While the media was focusing on the drama over the Republican tax bill, last week the new Republican majority on the National Labor Relations Board issued five decisions overturning precedents: UPMC, Hy-Brand Industrial Contractors, The Boeing Company, Raytheon Company, and PCC Structurals, Inc. Sharon Block has provided a short summary of each of these cases here. While each decision was substantively flawed, the substance of the decisions was not a surprise. But, as Block has observed, what was genuinely shocking was the speed with which they were issued and the flouting of procedural norms. The message that was delivered, like the message delivered last year when Republicans in the Senate refused to even consider President Obama’s nomination of Merrick Garland for the Supreme Court, is that the Republicans play to win.
The Chamber of Commerce and Republicans in Congress often criticized the Obama NLRB for overturning precedent. But even if employers ended up on the losing side, they had no cause to claim that they were denied a fair hearing. Time and again, before the Obama Board overturned precedents, it first issued invitations to interested parties to file briefs addressing the matters under consideration. The Board, in turn, responded to the arguments raised in those briefs when it eventually issued its decisions. By contrast, the five decisions issued last week came out of the blue, with no notice to the public. In fact, in three of the cases, no party had even challenged the existing precedent. And in a fourth case, the Board took a dispute involving welders at a factory and used it to announce a new rule for cases involving non-acute health care facilities.
The two Trump appointees to the NLRB, Marvin Kaplan and William Emanuel, took office in August and September, respectively. Prior to assuming office, Member Kaplan had never practiced labor law. Thus, he had no experience in the practical application of the issues confronting the NLRB. In a written statement submitted to the Senate at his confirmation hearing, Kaplan pledged that he would “approach each case impartially, respect longstanding precedent, stay true to the tenets of statutory construction, endeavor to bridge the divisions at the NLRB, [and] seek public input when appropriate.” At his confirmation hearing, Kaplan promised under oath that he would decide cases “based on the facts before me,” and that he would not prejudge an issue. It’s hard to see how he could square that promise with his actions in these cases.
In the Hy-Brand case, the three Republican Board members overturned Browning-Ferris Industries of California, and announced a new standard for deciding when two entities are joint employers even though there were no facts before the Board that implicated the issues where the new Trump Board differed from the Obama Board. Likewise, in Boeing, the Board took a case involving a rule prohibiting workers from taking photographs and used that to announce that it will always uphold “rules requiring employees to abide by basic standards of civility” regardless of the potential adverse impact on rights protected by the NLRA. Even if you’re not offended by that conclusion, you might agree that it would have been good form to at least wait until the issue was presented before announcing the new rule. For years, Board Members have not so subtly indicated that they were willing to consider overturning certain precedents by dropping footnotes indicating that they do not “pass” on the validity of a particular case. At other times, the Board has explained that it was relying upon a particular precedent only because no party had challenged that precedent. But, the guiding principle has generally been, in the words of Chief Justice Roberts, that “if it is not necessary to decide more to a case, then … it is necessary not to decide more to a case.” While it can be helpful for the Board to use adjudication to lay out broad rules, until now the understanding has been that it will at least wait until the issue is clearly presented.
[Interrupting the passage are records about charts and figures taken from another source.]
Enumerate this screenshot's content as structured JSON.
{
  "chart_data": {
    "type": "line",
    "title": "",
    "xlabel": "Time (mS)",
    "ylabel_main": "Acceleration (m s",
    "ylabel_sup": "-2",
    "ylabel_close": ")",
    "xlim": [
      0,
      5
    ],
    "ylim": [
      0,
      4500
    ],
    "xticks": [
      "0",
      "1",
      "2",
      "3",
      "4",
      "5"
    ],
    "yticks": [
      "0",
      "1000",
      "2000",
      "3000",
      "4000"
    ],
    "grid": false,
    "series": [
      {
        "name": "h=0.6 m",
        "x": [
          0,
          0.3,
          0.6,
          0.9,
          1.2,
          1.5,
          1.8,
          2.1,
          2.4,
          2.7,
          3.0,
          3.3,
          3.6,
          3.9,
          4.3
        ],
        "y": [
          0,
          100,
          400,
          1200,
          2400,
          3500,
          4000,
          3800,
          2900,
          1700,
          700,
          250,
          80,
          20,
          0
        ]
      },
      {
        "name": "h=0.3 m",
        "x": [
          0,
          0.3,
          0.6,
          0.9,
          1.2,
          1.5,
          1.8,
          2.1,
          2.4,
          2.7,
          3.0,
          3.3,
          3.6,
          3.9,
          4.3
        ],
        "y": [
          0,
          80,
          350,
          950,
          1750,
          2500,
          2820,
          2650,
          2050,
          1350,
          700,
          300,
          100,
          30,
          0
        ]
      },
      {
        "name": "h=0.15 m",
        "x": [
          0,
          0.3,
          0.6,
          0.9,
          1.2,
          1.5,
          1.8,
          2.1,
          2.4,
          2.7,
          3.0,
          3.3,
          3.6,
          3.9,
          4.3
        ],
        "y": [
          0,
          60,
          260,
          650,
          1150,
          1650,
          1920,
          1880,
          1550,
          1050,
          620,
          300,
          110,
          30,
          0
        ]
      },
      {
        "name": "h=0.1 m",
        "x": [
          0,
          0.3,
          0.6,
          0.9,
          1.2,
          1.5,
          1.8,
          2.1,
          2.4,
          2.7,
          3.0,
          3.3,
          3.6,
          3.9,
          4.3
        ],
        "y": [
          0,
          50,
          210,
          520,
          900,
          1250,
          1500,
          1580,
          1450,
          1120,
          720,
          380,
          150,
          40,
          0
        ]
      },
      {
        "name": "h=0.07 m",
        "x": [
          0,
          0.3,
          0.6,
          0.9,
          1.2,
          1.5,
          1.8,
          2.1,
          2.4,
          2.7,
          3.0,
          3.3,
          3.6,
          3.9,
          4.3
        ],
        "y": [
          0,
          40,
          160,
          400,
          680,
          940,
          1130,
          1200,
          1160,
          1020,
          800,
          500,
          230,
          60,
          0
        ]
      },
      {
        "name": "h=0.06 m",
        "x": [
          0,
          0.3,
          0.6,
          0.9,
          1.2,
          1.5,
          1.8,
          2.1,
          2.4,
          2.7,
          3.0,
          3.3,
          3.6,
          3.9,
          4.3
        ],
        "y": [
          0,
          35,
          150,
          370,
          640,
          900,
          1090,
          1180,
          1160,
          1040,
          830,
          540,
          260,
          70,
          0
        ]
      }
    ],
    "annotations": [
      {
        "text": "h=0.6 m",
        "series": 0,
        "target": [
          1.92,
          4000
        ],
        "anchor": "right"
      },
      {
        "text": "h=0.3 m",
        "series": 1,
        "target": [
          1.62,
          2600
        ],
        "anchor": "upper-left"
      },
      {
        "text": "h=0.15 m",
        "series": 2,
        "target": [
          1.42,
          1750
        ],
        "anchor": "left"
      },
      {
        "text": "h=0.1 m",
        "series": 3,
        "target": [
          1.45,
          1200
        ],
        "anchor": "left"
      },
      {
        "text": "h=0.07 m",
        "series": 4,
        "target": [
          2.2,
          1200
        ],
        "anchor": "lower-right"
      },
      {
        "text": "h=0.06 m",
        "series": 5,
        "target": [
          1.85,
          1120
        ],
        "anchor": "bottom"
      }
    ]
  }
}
The only apparent justification for the rush to release these five decisions is that Chairman Miscimarra’s term ended on Saturday. But, President Trump will have an opportunity to name a successor, so even on purely partisan grounds, there is no excuse for the rush to judgment.
Without any apparent irony, in the Boeing case, the Republican majority justified overturning a thirteen year-old decision (a decision by the Bush Board) by referring to the Board’s responsibility to “promote labor relations stability.” These cases will have the exact opposite effect not just in the short term, but also because now future Democratic-majority Boards will no longer feel bound by procedural norms that have acted as a check on further abrupt swings from one administration to the next. Unions had a long list of anti-worker Board decisions that they wanted the Obama NLRB to overturn. But many of those precedents are still on the books because the issues were never presented to the Board. If the circuit courts allow the Trump Board to reach out and decide questions that are not squarely presented, then we can expect a series of head-spinning reversals as soon as there is a Democratic majority on the Board.